村に女性が圧倒的に多いのも、男のエルフはその時の戦闘で勇敢に戦い、多くが戦死してしてしまったからなのだとシセラは悲しそうな顔で語った。
「確かに・・・僕の村の大人達もブルータル・デス・エフルなんて見たことがないって・・・そう言ってて首をひねっていた!」
「いや、君の村だけじゃない、僕の兄さんは軍人だけど・・・ブルータル・デス・エルフと戦った事なんてないと言っていたよ!」
「・・・騙されていたのか・・・みんな・・・」
「国王・・・ボランド三世・・・・許せない!」
直情型のマグリスはギユッと唇を噛んで宙を睨む。
少年達は傲慢で好戦的な性格のボランド三世と理性的で平和を愛するシセラ・・・どちらの言葉が「真実」か直感的に理解出来た。
「一つのものを二つの種族で分け合えば、みんな幸せになれるのにね・・・どうして独り占めしようとするのかしら・・・」
シセラは悲しそうに言った。
「・・・シセラさん、ゾラさん・・・僕達は・・・」
少年達はすっかり暗い顔をして落ち込んでしまう・・・。
神の御加護を受けた「聖戦」・・・正義の戦いのはずが、自分達の方が侵略者だったのである!

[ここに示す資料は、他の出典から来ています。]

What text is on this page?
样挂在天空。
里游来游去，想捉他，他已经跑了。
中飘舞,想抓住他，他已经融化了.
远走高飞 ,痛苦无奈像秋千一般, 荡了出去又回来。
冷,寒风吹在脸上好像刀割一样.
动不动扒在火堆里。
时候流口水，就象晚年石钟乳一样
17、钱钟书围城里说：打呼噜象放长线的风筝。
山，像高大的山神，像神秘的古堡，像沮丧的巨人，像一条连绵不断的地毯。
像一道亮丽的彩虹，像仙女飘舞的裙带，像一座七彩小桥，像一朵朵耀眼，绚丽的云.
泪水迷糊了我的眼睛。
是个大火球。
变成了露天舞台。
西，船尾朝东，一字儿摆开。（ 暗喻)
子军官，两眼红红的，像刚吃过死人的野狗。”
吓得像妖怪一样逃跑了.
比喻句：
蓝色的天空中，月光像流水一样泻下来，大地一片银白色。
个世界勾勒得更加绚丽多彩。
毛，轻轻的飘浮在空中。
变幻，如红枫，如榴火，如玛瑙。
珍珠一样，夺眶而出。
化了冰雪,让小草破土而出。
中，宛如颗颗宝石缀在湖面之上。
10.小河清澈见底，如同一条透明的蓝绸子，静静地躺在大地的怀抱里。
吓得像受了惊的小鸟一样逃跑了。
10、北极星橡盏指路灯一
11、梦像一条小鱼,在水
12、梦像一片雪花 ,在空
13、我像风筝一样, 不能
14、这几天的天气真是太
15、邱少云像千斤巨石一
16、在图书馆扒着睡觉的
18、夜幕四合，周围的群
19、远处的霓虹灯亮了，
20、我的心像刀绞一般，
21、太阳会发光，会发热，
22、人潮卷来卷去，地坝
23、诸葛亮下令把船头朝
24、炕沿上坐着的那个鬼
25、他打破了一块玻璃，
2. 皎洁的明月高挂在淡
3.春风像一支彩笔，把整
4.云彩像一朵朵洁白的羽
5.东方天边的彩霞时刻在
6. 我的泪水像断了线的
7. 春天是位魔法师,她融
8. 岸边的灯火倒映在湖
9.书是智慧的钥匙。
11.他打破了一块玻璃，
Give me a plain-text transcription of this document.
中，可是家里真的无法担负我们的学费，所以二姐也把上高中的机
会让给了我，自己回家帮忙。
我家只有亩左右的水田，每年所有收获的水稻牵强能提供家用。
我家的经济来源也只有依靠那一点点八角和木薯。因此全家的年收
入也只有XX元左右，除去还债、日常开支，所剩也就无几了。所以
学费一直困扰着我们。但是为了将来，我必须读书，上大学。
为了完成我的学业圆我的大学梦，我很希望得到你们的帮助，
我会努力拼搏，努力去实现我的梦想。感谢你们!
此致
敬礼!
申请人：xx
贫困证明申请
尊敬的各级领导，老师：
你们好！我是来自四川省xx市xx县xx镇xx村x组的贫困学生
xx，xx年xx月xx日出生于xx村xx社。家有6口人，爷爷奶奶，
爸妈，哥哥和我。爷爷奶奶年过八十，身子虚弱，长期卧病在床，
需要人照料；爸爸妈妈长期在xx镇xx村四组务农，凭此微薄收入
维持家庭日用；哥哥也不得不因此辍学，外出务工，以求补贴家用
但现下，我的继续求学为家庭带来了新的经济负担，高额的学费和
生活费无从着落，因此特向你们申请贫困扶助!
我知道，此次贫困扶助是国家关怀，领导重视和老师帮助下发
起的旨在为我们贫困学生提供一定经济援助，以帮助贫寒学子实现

「安心して、みんな・・・私達は貴方達をどうこうしようなんて思っちゃいないわ、貴方達だって騙されてこんな酷い目にあったんだもの・・・同じ犠牲者よ」
「シセラさん、ゾラさん・・・僕達はどうすれば・・・これからどうすれば・・・」
マグリスはボランド三世によって引き起こされた、ヒト族とエルフ族の悲しい現状をどうにかしたいと思った。
・・・国の人々は・・・・彼の両親や近所の人も、今まさに国王に騙されこの侵略戦争に加担しているのである。
国では、自分達と同じように「NWOBHM」・・・神聖な心を持つ少年達の新たな軍団!・・・・として無垢な少年達が続々とヴェノームの森に送り出されているに違いないのだ!
これ以上犠牲を増やすわけにはいかない、そう思った。
「・・・貴方達はまだ何も考えなくていいのよ・・・未来だけを見つめて、ヒト族とエルフ族の未来の為に自分の気持ちに正直に生きて欲しいの」
「・・・ヒト族とエルフ族の未来の為に・・・」
その言葉はセリオンとマグリス、いや少年達全員の心に響いた。